老人含著熱淚點頭道:“那是一定的!我這次要是挺得過去,我就天天義務為大家查看紅布條!”
餘蓮笑道:“老叔,隻要大家都這麼想,咱們的留守之家,就一定能辦得紅紅火火!”
老人感慨地道:“我楊某人活了這麼一大把年紀,毛主席時代,也曾參加過不少互助組,卻從沒像今天這樣,感受到互助組這麼有用!”
秦老大也湊趣地道:“既然你們這留守之家這麼有趣,我也參加一個好不好?”
餘蓮笑道:“我們可都是無償提供幫助哦,你要是參加,可不能再收診費!”
秦老大尷尬地道:“我不收診費?嗬嗬,那我一家靠誰來養活啊?”
楊民生道:“老大,老叔說話你可別不高興。毛主席那個時代,赤腳醫生看病呐,還就是不收診費,隻記工分,收必要的一點兒藥費,比現在看病好多了!隻是那時的醫學沒現在這麼先進。我老人家還真想不明白,社會都這麼發達了,怎麼看病倒越來越看不起了?”
秦老大笑道:“這個問題太深刻了,我跟你老人家講不明白,也沒人跟我講明白過,嗬嗬!”
餘蓮道:“別說看病,就說讀書吧。我記得我哥讀大學時,學校不但不收學費,還給生活費呢,可現在呢?不但不給生活費,就連學費都得自己交,還高得嚇人!好像當年國家富裕些,今天的國家貧窮些一樣,真他媽搞不懂!”
我笑著道:“我在報紙上看到過,說這好像是當年搞教育產業化,醫療衛生事業市場化帶來的後果。不過咱們的孩子讀初中小學好歹算免費了,農稅提留好歹全免了,咱們知足吧。國家也有國家的難處,不是嗎?”
餘蓮笑道:“聽聽,咱們會長還沒當上村主任,就開始為國家著想了!”
我們說說笑笑,一個小時很快便過去了。我見楊民生老人這裏已安排妥當,已沒什麼需要我現場指揮的了,便告辭回家去,準備給孩子們做午飯。
回到家,婆婆接到我,不無憂慮地說:“娟,我看你就別去選那勞什子村主任了,好嗎?”
我奇怪地問:“媽,怎麼啦?怎麼忽然勸起我這個來了?是不是有人說什麼了?”
婆婆擔憂地道:“剛才你走後,黃胖子在院子外罵了半天,說你隻要堅持選村主任,她就要怎樣怎樣的。”
我笑著道:“媽,放心吧,她還能把我怎樣不成?”
婆婆見我有些不以為然,提醒道:“黃胖子和秦老二都不是什麼好人,你得特別小心他們。我擔心他們會造你的謠言,說你不守婦道什麼的!”

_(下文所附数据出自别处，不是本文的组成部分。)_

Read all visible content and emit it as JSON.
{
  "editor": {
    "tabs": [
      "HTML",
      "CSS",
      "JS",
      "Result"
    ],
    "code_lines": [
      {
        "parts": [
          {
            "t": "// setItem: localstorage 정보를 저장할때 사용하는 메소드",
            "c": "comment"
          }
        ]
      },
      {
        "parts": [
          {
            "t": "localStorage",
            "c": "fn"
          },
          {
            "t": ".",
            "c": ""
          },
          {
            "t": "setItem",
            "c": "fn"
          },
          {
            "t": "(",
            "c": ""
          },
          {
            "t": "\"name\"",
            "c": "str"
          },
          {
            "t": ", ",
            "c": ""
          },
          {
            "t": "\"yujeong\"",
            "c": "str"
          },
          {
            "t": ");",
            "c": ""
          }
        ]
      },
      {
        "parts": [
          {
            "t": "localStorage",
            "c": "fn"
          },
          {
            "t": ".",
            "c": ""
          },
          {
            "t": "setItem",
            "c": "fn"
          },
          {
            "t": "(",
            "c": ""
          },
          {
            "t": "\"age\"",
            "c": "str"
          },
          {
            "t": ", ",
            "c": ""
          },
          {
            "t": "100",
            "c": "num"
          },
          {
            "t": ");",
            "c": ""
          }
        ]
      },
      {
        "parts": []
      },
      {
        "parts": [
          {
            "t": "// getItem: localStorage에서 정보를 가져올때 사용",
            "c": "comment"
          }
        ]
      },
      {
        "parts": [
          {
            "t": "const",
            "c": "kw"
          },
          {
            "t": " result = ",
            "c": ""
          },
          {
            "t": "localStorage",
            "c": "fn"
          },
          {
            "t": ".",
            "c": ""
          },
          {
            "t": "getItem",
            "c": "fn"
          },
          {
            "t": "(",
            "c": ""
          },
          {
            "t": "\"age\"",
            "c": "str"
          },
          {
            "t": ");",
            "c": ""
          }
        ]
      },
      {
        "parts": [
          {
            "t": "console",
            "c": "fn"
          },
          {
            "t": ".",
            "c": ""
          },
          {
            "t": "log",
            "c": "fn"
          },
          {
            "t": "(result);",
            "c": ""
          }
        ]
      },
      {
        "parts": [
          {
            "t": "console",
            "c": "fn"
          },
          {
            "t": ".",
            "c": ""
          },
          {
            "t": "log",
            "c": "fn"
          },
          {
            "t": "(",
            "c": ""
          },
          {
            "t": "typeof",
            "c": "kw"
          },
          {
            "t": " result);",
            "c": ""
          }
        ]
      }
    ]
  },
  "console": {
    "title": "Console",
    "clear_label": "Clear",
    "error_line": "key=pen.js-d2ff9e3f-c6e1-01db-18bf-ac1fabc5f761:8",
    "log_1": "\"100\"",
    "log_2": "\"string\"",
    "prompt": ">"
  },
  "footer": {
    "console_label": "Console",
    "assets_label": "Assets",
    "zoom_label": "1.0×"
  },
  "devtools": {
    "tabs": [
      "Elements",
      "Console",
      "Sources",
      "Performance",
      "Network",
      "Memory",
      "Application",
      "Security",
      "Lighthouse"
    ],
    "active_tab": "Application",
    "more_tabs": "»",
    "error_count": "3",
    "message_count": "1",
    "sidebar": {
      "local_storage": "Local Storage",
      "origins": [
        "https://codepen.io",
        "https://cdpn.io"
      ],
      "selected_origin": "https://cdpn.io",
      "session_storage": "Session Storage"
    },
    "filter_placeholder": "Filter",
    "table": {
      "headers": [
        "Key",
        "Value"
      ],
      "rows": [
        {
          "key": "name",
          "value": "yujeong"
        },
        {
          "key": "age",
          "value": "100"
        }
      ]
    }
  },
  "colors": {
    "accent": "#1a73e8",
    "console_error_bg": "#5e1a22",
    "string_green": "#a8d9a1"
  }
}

我聽婆婆說出“不守婦道”四個字,心裏“咯噔”一下,“咚咚咚”地狂跳起來。難道婆婆聽黃胖子罵什麼了?不行,我得問清楚!可這種事怎麼問啊?自己好像本身就“不守婦道”了啊!
看來,參選這破村主任,注定要將自己卷進一場浩劫了!
現在退選還來得及,可自己能就這樣退選嗎?
婆婆許是見我神色不定,憂慮地道:“娟,咱們還是不選了吧。媽知道,這幾年你和亮子掙了不少錢,去縣城買兩套房子的錢都拿得出。要不這樣,你們去縣城買一套住房,再買個門市,做點小生意,一方麵可以把玉樹玉竹送到縣城學校去讀書,對他們有好處,另一方麵可以找點別的事做,不必去選什麼村幹部得罪人。媽這輩子什麼都不怕,就怕得罪人,這你是知道的!”
婆婆的這個建議,是這次回家前,亮子和我鄭重其事地談過的。婆婆也許就是聽亮子說的。我當初也確實答應過。為什麼?因為眼下錢存在銀行裏貶值得厲害,而房價卻一天一個價,咱們與其把錢存在銀行,還不如買兩套房子擱在那裏等待升值劃算。最關鍵的是,這對孩子的教育,確實很有好處。可自從自己決心參選村主任以來,我的這個心思就開始淡了。我不想把錢投到房產上去,畢竟那種升值隻能讓自己獲得一點兒好處,並不能改變月牙村的現狀。我想用這筆寶貴的資金,在月牙村幹點實事,既要讓自己獲得豐厚的回報,又要讓鄉親們從中得到益處。目前,我已經看到了希望所在。玉樹不是想學廚師嗎?秦老大不是說咱們村適合搞旅遊,搞農家樂嗎?我就想弄一條船,搞個漁家樂,既解決玉樹的職業問題,又帶動鄉親們搞旅遊興村的熱情。